Monday, August 17, 2009

WHAT’S NEW IN KERNEL DEVELOPMENT

An effort to change the license on a piece of code hit a wall recently. Mathieu Desnoyers wanted to migrate from the GPL to the LGPL on some userspace RCU code. Read-Copy Update is a way for the kernel to define the elements of a data object, without other running code seeing the object in the process of formation. Mathieu’s userspace version provides the same service for user programs. Unfortunately, even aside from the usual issue of needing permission from all contributors to change the license of their contribution, it turns out that IBM owns the patent to some of the RCU code concepts, and it has licensed the patent for use only in GPLed software. So, without permission from IBM, Mathieu can get permission from all the contributors he wants and still be stuck with the GPL.

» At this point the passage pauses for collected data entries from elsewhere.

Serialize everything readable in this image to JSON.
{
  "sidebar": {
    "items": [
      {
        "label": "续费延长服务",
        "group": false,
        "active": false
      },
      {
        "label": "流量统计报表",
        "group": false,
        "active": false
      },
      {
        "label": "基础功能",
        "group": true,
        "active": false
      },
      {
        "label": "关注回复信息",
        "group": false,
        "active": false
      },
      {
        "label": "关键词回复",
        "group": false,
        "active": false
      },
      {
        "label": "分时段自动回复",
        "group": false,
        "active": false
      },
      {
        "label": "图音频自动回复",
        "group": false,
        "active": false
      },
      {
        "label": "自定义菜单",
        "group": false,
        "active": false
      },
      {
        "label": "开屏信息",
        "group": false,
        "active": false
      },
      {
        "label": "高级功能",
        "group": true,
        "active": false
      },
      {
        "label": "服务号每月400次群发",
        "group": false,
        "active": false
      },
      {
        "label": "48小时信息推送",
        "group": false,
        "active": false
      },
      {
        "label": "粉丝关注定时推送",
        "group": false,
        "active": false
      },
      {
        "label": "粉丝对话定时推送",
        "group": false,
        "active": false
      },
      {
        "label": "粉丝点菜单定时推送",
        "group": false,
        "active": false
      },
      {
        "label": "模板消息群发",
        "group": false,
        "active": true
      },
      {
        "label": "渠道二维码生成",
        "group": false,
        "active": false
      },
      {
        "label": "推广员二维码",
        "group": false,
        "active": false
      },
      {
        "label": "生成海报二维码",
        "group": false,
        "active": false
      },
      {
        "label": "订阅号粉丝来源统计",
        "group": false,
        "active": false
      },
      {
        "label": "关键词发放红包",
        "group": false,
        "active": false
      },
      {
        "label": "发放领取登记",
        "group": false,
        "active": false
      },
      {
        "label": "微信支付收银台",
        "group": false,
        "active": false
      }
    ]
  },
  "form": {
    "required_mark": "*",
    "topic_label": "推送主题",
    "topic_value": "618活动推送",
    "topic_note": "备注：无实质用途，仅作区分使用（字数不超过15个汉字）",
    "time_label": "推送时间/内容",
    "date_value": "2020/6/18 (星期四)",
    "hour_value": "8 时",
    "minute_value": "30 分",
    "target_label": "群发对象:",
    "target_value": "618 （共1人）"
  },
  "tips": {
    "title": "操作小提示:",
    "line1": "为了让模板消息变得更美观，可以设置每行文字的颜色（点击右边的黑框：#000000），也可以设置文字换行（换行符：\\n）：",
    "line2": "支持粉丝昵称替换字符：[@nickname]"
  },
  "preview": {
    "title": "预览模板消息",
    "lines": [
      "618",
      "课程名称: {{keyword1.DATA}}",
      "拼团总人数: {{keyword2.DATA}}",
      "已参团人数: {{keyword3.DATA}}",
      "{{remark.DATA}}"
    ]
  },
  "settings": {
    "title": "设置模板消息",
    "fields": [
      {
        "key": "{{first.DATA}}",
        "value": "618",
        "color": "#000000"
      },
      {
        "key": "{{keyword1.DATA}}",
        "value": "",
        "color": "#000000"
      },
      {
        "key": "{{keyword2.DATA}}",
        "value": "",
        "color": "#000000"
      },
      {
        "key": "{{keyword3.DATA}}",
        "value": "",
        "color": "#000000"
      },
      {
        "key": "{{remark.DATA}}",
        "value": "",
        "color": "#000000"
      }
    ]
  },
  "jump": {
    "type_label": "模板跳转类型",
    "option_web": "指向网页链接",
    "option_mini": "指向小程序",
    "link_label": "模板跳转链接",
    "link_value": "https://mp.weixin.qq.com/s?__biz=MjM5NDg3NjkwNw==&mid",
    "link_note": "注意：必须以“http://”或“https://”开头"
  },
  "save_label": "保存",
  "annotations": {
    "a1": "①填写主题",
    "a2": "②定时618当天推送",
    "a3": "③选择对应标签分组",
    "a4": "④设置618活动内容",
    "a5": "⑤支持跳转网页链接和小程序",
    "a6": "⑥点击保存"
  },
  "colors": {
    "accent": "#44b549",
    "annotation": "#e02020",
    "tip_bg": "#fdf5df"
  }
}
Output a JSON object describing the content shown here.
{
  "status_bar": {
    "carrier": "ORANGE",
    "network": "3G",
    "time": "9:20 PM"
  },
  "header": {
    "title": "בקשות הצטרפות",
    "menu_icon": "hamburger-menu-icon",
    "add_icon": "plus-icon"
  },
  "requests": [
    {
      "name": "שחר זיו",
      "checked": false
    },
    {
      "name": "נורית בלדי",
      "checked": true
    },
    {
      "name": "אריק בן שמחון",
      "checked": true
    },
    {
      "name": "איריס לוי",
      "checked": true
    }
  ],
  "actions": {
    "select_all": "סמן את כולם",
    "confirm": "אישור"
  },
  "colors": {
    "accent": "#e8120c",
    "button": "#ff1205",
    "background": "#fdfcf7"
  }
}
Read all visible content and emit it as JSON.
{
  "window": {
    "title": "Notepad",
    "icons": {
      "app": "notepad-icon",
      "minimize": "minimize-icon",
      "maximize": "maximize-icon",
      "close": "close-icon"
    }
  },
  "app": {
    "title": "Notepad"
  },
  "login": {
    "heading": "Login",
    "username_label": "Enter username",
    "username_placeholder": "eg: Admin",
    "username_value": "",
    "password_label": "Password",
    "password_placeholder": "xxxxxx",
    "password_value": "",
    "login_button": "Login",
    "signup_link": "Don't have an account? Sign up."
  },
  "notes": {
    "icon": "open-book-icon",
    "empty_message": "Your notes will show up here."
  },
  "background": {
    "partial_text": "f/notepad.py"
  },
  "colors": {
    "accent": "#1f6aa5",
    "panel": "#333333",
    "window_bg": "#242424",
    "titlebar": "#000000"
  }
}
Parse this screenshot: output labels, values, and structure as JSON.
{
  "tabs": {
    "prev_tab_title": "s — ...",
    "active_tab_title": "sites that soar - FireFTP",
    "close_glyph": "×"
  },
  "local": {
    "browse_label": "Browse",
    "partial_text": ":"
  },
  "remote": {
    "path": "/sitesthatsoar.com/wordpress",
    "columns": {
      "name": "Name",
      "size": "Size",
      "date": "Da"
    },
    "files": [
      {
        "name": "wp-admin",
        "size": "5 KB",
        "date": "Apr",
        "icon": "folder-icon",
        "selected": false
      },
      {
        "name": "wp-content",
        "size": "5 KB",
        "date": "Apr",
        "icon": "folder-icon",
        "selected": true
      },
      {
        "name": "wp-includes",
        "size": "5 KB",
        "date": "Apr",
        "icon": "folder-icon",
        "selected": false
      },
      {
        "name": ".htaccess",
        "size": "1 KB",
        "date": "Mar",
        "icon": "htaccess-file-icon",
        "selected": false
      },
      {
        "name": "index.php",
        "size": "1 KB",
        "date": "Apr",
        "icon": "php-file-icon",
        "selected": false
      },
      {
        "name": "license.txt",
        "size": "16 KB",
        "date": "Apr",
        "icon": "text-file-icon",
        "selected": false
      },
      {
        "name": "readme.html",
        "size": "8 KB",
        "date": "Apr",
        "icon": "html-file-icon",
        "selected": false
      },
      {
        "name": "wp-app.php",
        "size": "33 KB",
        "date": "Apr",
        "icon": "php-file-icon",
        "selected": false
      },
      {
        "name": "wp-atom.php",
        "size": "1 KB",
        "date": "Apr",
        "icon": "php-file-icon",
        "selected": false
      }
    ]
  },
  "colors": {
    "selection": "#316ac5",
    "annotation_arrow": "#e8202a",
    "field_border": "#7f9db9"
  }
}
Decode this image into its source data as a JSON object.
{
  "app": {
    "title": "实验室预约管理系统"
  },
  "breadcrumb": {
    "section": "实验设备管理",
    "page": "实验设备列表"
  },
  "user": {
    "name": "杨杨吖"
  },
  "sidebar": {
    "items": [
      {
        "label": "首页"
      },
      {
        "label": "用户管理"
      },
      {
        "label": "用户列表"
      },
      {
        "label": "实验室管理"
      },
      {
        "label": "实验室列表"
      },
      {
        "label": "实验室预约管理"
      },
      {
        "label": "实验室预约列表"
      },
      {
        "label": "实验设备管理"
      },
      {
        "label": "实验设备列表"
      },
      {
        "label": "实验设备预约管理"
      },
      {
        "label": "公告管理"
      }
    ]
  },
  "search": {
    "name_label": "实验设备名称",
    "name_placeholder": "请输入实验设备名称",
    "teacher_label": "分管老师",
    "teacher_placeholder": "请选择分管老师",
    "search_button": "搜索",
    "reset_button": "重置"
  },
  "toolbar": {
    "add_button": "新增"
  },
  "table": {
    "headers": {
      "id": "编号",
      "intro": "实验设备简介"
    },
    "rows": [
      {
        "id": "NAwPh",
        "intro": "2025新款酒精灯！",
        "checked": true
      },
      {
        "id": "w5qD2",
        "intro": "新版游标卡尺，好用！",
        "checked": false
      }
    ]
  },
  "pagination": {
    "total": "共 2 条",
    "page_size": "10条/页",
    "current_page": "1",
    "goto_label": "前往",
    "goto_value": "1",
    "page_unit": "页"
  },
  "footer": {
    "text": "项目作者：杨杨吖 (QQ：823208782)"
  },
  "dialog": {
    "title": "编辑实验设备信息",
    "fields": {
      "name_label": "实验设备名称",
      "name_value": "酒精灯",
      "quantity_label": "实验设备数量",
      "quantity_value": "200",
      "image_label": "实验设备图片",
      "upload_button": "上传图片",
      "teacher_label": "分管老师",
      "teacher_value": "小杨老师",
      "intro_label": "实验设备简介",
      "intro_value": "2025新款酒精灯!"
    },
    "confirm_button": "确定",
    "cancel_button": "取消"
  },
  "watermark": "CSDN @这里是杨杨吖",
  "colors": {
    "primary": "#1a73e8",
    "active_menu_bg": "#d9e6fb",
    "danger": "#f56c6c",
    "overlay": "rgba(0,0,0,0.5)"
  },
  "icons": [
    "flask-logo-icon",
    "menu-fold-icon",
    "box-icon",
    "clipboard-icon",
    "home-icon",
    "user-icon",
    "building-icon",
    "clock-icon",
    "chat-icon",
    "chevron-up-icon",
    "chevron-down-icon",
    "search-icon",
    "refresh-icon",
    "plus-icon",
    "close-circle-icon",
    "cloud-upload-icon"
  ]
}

Loadlin is back in active development! The venerable tool boots Linux from a directory tree in a DOS partition, so all of us DOS users can experiment with this new-fangled Linux thing. To help us with that, Samuel Thibault has released Loadlin version 1.6d and has taken over from Hans Lerman as official maintainer of the code. The new version works with the latest Linux kernels and can load up to a 200MB bzImage. He’s also migrated development into a mercurial repository. (Although not as popular as git with kernel developers, mercurial does seem to have a loyal following, and there’s even a book available at hgbook.red-bean.com.) After seven years of sleep, here’s hoping Loadlin has a glorious new youth, with lots of new features and fun. It loads Linux from DOS! How cool is that?

Hirofumi Ogawa has written a driver for Microsoft’s exFAT filesystem, for use with large removable Flash drives. The driver is read-only, based on reverse-engineering the filesystem on disk. There doesn’t seem to be immediate plans to add write support, but that could change in a twinkling, if a developer with one of those drives takes an interest in the project. Hirofumi has said he may not have time to continue work on the driver himself. Meanwhile, Boaz Harross has updated the exofs filesystem. Exofs supports Object Storage Devices (OSDs), a type of drive that implements normal block device semantics, while at the same time providing access to data in the form of objects defined within other objects. This higher-level view of data makes it easier to implement fine-grained data management and security. Boaz’s updates include some ext2 fixes that still apply to the exofs codebase, as exofs originally was an ext2 fork. He also abandoned the IBM API in favor of supporting the open-osd API instead. Adrian McMenamin has posted a driver for the VMUFAT filesystem, the SEGA Dreamcast filesystem running on the Dreamcast visual memory unit. Using his driver, he was able to manage data directly on the Dreamcast. At the moment, the driver code does seem to have some bugs, and other problems were pointed out by various people. Adrian has been inspired to do a more intense rewrite of the code, which he intends to submit a bit later than he’d first anticipated. A new source of controversy has emerged in Linux kernel development. With the advent of pocket devices that are intended to power down when not in use, or at least go into some kind of power-saving state, the whole idea of suspending to disk and suspending to RAM has become more complicated. It’s not obvious whether the kernel or userspace should be concerned with analyzing the sleep-worthiness of the various parts of the system, or how much the responsibility should be shared between them. There seems to be many opinions, all of which rest on everyone’s idea of what is appropriate as well as on what is feasible. The kernel is supposed to control all hardware, but the X Window System controls hardware and is not part of the kernel. So, clearly, exceptions exist to any general principles that might be involved. Ultimately, if no obvious delineation of responsibility emerges, it’s possible folks may start working on competing ideas, like what happened initially with software suspend itself.